What a fantastic day today.  I got up early and was on trail early, there was hardly a cloud in the sky all day, and most of the day was above treeline with fantastic views.  I only saw two hikers all day, and one of them I had not seen since Sierra City in northern California.  And a day above 25 miles for the first time in a while despite lots of elevation change.

I got ready quickly and was on trail at 6:30 for the first time since Timberline.  It’s just early enough to be before the sunrise, but not so nearly that you need a headlamp, but it’s right on the edge.  A week from now, it might be needed that early.
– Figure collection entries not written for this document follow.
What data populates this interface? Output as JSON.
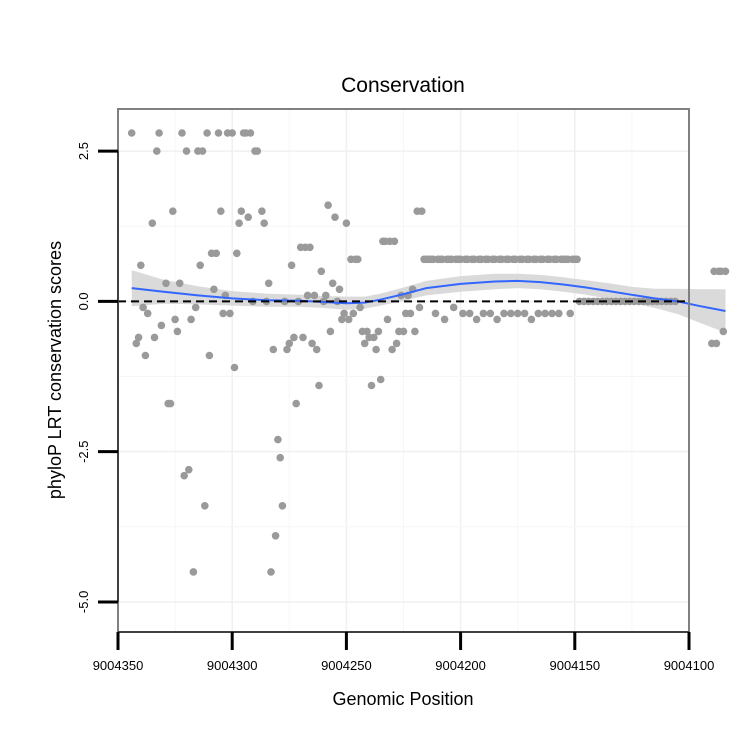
{
  "chart_data": {
    "type": "scatter",
    "title": "Conservation",
    "xlabel": "Genomic Position",
    "ylabel": "phyloP LRT conservation scores",
    "x_reversed": true,
    "xlim": [
      9004100,
      9004350
    ],
    "ylim": [
      -5.5,
      3.2
    ],
    "x_ticks": [
      9004350,
      9004300,
      9004250,
      9004200,
      9004150,
      9004100
    ],
    "x_tick_labels": [
      "9004350",
      "9004300",
      "9004250",
      "9004200",
      "9004150",
      "9004100"
    ],
    "y_ticks": [
      2.5,
      0.0,
      -2.5,
      -5.0
    ],
    "y_tick_labels": [
      "2.5",
      "0.0",
      "-2.5",
      "-5.0"
    ],
    "reference_line": {
      "y": 0,
      "style": "dashed",
      "color": "#000000"
    },
    "point_color": "#9a9a9a",
    "smooth_color": "#3366ff",
    "band_color": "#d4d4d4",
    "grid": true,
    "points": [
      [
        9004344,
        2.8
      ],
      [
        9004342,
        -0.7
      ],
      [
        9004341,
        -0.6
      ],
      [
        9004340,
        0.6
      ],
      [
        9004339,
        -0.1
      ],
      [
        9004338,
        -0.9
      ],
      [
        9004337,
        -0.2
      ],
      [
        9004335,
        1.3
      ],
      [
        9004334,
        -0.6
      ],
      [
        9004333,
        2.5
      ],
      [
        9004332,
        2.8
      ],
      [
        9004331,
        -0.4
      ],
      [
        9004329,
        0.3
      ],
      [
        9004328,
        -1.7
      ],
      [
        9004327,
        -1.7
      ],
      [
        9004326,
        1.5
      ],
      [
        9004325,
        -0.3
      ],
      [
        9004324,
        -0.5
      ],
      [
        9004323,
        0.3
      ],
      [
        9004322,
        2.8
      ],
      [
        9004321,
        -2.9
      ],
      [
        9004320,
        2.5
      ],
      [
        9004319,
        -2.8
      ],
      [
        9004318,
        -0.3
      ],
      [
        9004317,
        -4.5
      ],
      [
        9004316,
        -0.1
      ],
      [
        9004315,
        2.5
      ],
      [
        9004314,
        0.6
      ],
      [
        9004313,
        2.5
      ],
      [
        9004312,
        -3.4
      ],
      [
        9004311,
        2.8
      ],
      [
        9004310,
        -0.9
      ],
      [
        9004309,
        0.8
      ],
      [
        9004308,
        0.2
      ],
      [
        9004307,
        0.8
      ],
      [
        9004306,
        2.8
      ],
      [
        9004305,
        1.5
      ],
      [
        9004304,
        -0.2
      ],
      [
        9004303,
        0.1
      ],
      [
        9004302,
        2.8
      ],
      [
        9004301,
        -0.2
      ],
      [
        9004300,
        2.8
      ],
      [
        9004299,
        -1.1
      ],
      [
        9004298,
        0.8
      ],
      [
        9004297,
        1.3
      ],
      [
        9004296,
        1.5
      ],
      [
        9004295,
        2.8
      ],
      [
        9004294,
        2.8
      ],
      [
        9004293,
        1.4
      ],
      [
        9004292,
        2.8
      ],
      [
        9004291,
        0.0
      ],
      [
        9004290,
        2.5
      ],
      [
        9004289,
        2.5
      ],
      [
        9004287,
        1.5
      ],
      [
        9004286,
        1.3
      ],
      [
        9004285,
        0.0
      ],
      [
        9004284,
        0.3
      ],
      [
        9004283,
        -4.5
      ],
      [
        9004282,
        -0.8
      ],
      [
        9004281,
        -3.9
      ],
      [
        9004280,
        -2.3
      ],
      [
        9004279,
        -2.6
      ],
      [
        9004278,
        -3.4
      ],
      [
        9004277,
        0.0
      ],
      [
        9004276,
        -0.8
      ],
      [
        9004275,
        -0.7
      ],
      [
        9004274,
        0.6
      ],
      [
        9004273,
        -0.6
      ],
      [
        9004272,
        -1.7
      ],
      [
        9004271,
        0.0
      ],
      [
        9004270,
        0.9
      ],
      [
        9004269,
        -0.6
      ],
      [
        9004268,
        0.9
      ],
      [
        9004267,
        0.1
      ],
      [
        9004266,
        0.9
      ],
      [
        9004265,
        -0.7
      ],
      [
        9004264,
        0.1
      ],
      [
        9004263,
        -0.8
      ],
      [
        9004262,
        -1.4
      ],
      [
        9004261,
        0.5
      ],
      [
        9004260,
        0.0
      ],
      [
        9004259,
        0.1
      ],
      [
        9004258,
        1.6
      ],
      [
        9004257,
        -0.5
      ],
      [
        9004256,
        0.3
      ],
      [
        9004255,
        1.4
      ],
      [
        9004254,
        0.0
      ],
      [
        9004253,
        0.2
      ],
      [
        9004252,
        -0.3
      ],
      [
        9004251,
        -0.2
      ],
      [
        9004250,
        1.3
      ],
      [
        9004249,
        -0.3
      ],
      [
        9004248,
        0.7
      ],
      [
        9004247,
        -0.2
      ],
      [
        9004246,
        0.7
      ],
      [
        9004245,
        0.7
      ],
      [
        9004244,
        -0.1
      ],
      [
        9004243,
        -0.5
      ],
      [
        9004242,
        -0.7
      ],
      [
        9004241,
        -0.5
      ],
      [
        9004240,
        -0.6
      ],
      [
        9004239,
        -1.4
      ],
      [
        9004238,
        -0.6
      ],
      [
        9004237,
        -0.8
      ],
      [
        9004236,
        -0.5
      ],
      [
        9004235,
        -1.3
      ],
      [
        9004234,
        1.0
      ],
      [
        9004233,
        1.0
      ],
      [
        9004232,
        -0.3
      ],
      [
        9004231,
        1.0
      ],
      [
        9004230,
        -0.8
      ],
      [
        9004229,
        1.0
      ],
      [
        9004228,
        -0.7
      ],
      [
        9004227,
        -0.5
      ],
      [
        9004226,
        0.1
      ],
      [
        9004225,
        -0.5
      ],
      [
        9004224,
        -0.2
      ],
      [
        9004223,
        0.1
      ],
      [
        9004222,
        -0.2
      ],
      [
        9004221,
        0.2
      ],
      [
        9004220,
        -0.5
      ],
      [
        9004219,
        1.5
      ],
      [
        9004218,
        -0.1
      ],
      [
        9004217,
        1.5
      ],
      [
        9004216,
        0.7
      ],
      [
        9004215,
        0.7
      ],
      [
        9004214,
        0.7
      ],
      [
        9004213,
        0.7
      ],
      [
        9004212,
        0.7
      ],
      [
        9004211,
        -0.2
      ],
      [
        9004210,
        0.7
      ],
      [
        9004209,
        0.7
      ],
      [
        9004208,
        0.7
      ],
      [
        9004207,
        -0.3
      ],
      [
        9004206,
        0.7
      ],
      [
        9004205,
        0.7
      ],
      [
        9004204,
        0.7
      ],
      [
        9004203,
        -0.1
      ],
      [
        9004202,
        0.7
      ],
      [
        9004201,
        0.7
      ],
      [
        9004200,
        0.7
      ],
      [
        9004199,
        -0.2
      ],
      [
        9004198,
        0.7
      ],
      [
        9004197,
        0.7
      ],
      [
        9004196,
        -0.2
      ],
      [
        9004195,
        0.7
      ],
      [
        9004194,
        0.7
      ],
      [
        9004193,
        -0.3
      ],
      [
        9004192,
        0.7
      ],
      [
        9004191,
        0.7
      ],
      [
        9004190,
        -0.2
      ],
      [
        9004189,
        0.7
      ],
      [
        9004188,
        0.7
      ],
      [
        9004187,
        -0.2
      ],
      [
        9004186,
        0.7
      ],
      [
        9004185,
        0.7
      ],
      [
        9004184,
        -0.3
      ],
      [
        9004183,
        0.7
      ],
      [
        9004182,
        0.7
      ],
      [
        9004181,
        -0.2
      ],
      [
        9004180,
        0.7
      ],
      [
        9004179,
        0.7
      ],
      [
        9004178,
        -0.2
      ],
      [
        9004177,
        0.7
      ],
      [
        9004176,
        0.7
      ],
      [
        9004175,
        -0.2
      ],
      [
        9004174,
        0.7
      ],
      [
        9004173,
        0.7
      ],
      [
        9004172,
        -0.2
      ],
      [
        9004171,
        0.7
      ],
      [
        9004170,
        0.7
      ],
      [
        9004169,
        -0.3
      ],
      [
        9004168,
        0.7
      ],
      [
        9004167,
        0.7
      ],
      [
        9004166,
        -0.2
      ],
      [
        9004165,
        0.7
      ],
      [
        9004164,
        0.7
      ],
      [
        9004163,
        -0.2
      ],
      [
        9004162,
        0.7
      ],
      [
        9004161,
        0.7
      ],
      [
        9004160,
        -0.2
      ],
      [
        9004159,
        0.7
      ],
      [
        9004158,
        0.7
      ],
      [
        9004157,
        -0.2
      ],
      [
        9004156,
        0.7
      ],
      [
        9004155,
        0.7
      ],
      [
        9004154,
        0.7
      ],
      [
        9004153,
        0.7
      ],
      [
        9004152,
        -0.2
      ],
      [
        9004151,
        0.7
      ],
      [
        9004150,
        0.7
      ],
      [
        9004149,
        0.7
      ],
      [
        9004148,
        0.0
      ],
      [
        9004146,
        0.0
      ],
      [
        9004144,
        0.0
      ],
      [
        9004142,
        0.0
      ],
      [
        9004140,
        0.0
      ],
      [
        9004138,
        0.0
      ],
      [
        9004136,
        0.0
      ],
      [
        9004134,
        0.0
      ],
      [
        9004132,
        0.0
      ],
      [
        9004130,
        0.0
      ],
      [
        9004128,
        0.0
      ],
      [
        9004126,
        0.0
      ],
      [
        9004124,
        0.0
      ],
      [
        9004122,
        0.0
      ],
      [
        9004120,
        0.0
      ],
      [
        9004118,
        0.0
      ],
      [
        9004116,
        0.0
      ],
      [
        9004114,
        0.0
      ],
      [
        9004112,
        0.0
      ],
      [
        9004110,
        0.0
      ],
      [
        9004108,
        0.0
      ],
      [
        9004106,
        0.0
      ],
      [
        9004090,
        -0.7
      ],
      [
        9004089,
        0.5
      ],
      [
        9004088,
        -0.7
      ],
      [
        9004087,
        0.5
      ],
      [
        9004086,
        0.5
      ],
      [
        9004085,
        -0.5
      ],
      [
        9004084,
        0.5
      ]
    ],
    "smooth": [
      [
        9004344,
        0.22
      ],
      [
        9004330,
        0.16
      ],
      [
        9004315,
        0.1
      ],
      [
        9004300,
        0.05
      ],
      [
        9004285,
        0.02
      ],
      [
        9004270,
        0.01
      ],
      [
        9004260,
        -0.01
      ],
      [
        9004250,
        -0.03
      ],
      [
        9004242,
        -0.02
      ],
      [
        9004235,
        0.03
      ],
      [
        9004225,
        0.12
      ],
      [
        9004215,
        0.22
      ],
      [
        9004200,
        0.29
      ],
      [
        9004185,
        0.33
      ],
      [
        9004175,
        0.34
      ],
      [
        9004165,
        0.32
      ],
      [
        9004155,
        0.28
      ],
      [
        9004145,
        0.23
      ],
      [
        9004135,
        0.17
      ],
      [
        9004125,
        0.11
      ],
      [
        9004115,
        0.05
      ],
      [
        9004105,
        0.0
      ],
      [
        9004095,
        -0.08
      ],
      [
        9004084,
        -0.16
      ]
    ],
    "band_halfwidth": [
      [
        9004344,
        0.3
      ],
      [
        9004330,
        0.2
      ],
      [
        9004315,
        0.15
      ],
      [
        9004300,
        0.12
      ],
      [
        9004285,
        0.11
      ],
      [
        9004270,
        0.1
      ],
      [
        9004260,
        0.1
      ],
      [
        9004250,
        0.11
      ],
      [
        9004242,
        0.1
      ],
      [
        9004235,
        0.1
      ],
      [
        9004225,
        0.11
      ],
      [
        9004215,
        0.12
      ],
      [
        9004200,
        0.13
      ],
      [
        9004185,
        0.13
      ],
      [
        9004175,
        0.12
      ],
      [
        9004165,
        0.12
      ],
      [
        9004155,
        0.12
      ],
      [
        9004145,
        0.12
      ],
      [
        9004135,
        0.13
      ],
      [
        9004125,
        0.13
      ],
      [
        9004115,
        0.16
      ],
      [
        9004105,
        0.21
      ],
      [
        9004095,
        0.28
      ],
      [
        9004084,
        0.36
      ]
    ]
  }
}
I thought where I camped last night was the top of the big climb through the boulder field, but I discovered this morning that there was another 500 feet to climb.  It went quickly, and all the vegetation was dry, so I didn’t get soaking wet first thing in the morning for the first time in over a week.

I got a few brief glimpses of Mt Baker as the trail wound around high peaks.  The fall colors of the fruit bushes litter the mountains all over.  I tried a few more blueberries since I was now higher, but they are still overripe like the ones at lower elevations.  The huckleberry bushes don’t have a smell but the blueberry bushes smell like blueberry muffins.  It’s like hiking through a bakery.  Or a Taiwanese muffin sweatshop.

I took my lunch break at the top of a saddle overlooking Mt Baker and other mountain peaks with snow on them.  I let my feet and socks dry while I ate.  The right foot is not very sore today, but I’m not sure how fast it’s healing.  The left one is almost back to normal.  I will let them dry tonight then rebandage and hope they heal soon.  Or at least heal before the next rain.

In the early afternoon I met a weeklong hiker doing Stevens pass to Rainey pass.  He had heard that this was the toughest and prettiest section in Washington.  So far that has turned out to be true.  The climbs are definitely getting bigger and in some areas steeper.  But the scenery just keeps getting better and that takes your mind off the climbing and various other less pleasant aspects of this hike.

I took an afternoon break at another saddle with a great view.  I sat under a sign that read “please camp elsewhere” and just a hundred feet down was a designated campsite.  Good thing I was only resting and not camping.  Just as I was getting up to leave, another hiker came by.  I recognized him immediately as Butterscotch, who I had not seen since the few days after leaving Sierra City in northern California.  That’s a long time ago, lime well over a thousand miles ago.  We had a quick chat, and then I moved on.  He stopped to take a break.

Shortly after leaving Butterscotch, I hit the 2500 mile marker.  YES!  Only 150 miles left to go.  It was just after a trail junction on the side of a mountain gain with red blueberries all over the place.  Someone had kicked some of the rocks used to spell 2500, so I stopped to fix them and take a picture.

The trail continued to climb while still remaining above tree line since about 10 am this morning.  Even at 4:45 the trail was still above treeline but now descended into a large canyon.  It looked exactly like the canyons of the Sierra.

After three miles or so of descending the canyon the trees finally appeared.  Big pines and firs, which make me happy to see, since they mean I will be able to find a place to hang the hammock.  It was after 6:00 PM now and it was time to start thinking about camping.  There was a campground that looked wooded that I would hit just after 7 PM so that would be a perfect stopping place.

I passed many great camping sites on the way to my target site.  When I got there, it was almost dark and the campsites sucked.  There were plenty of trees but most of them were too close or had dense brush or were near dead trees.  Never hang a hammock from a dead tree.  You don’t want to be sitting on the rope tied to a dead tree and have it fall right on top of you.

I finally found a site, set up, took the shoes off to let the feet air out, then cooked dinner.  I took the bandages off and the feet look so so.  The left one is fine, but the right one is still red and tender.  I will have to cover it with something so it won’t be glued to the sock in the morning, so I’ll cover it with a simple bandaid and decide what to put on it in the morning.  Hopefully most of the redness is gone by then.  I don’t have any antibiotic ointment, but the voltaren has alcohol in it, so I’ll use a dab to try to sterilize it a little bit.  I am hoping for another sunny day tomorrow.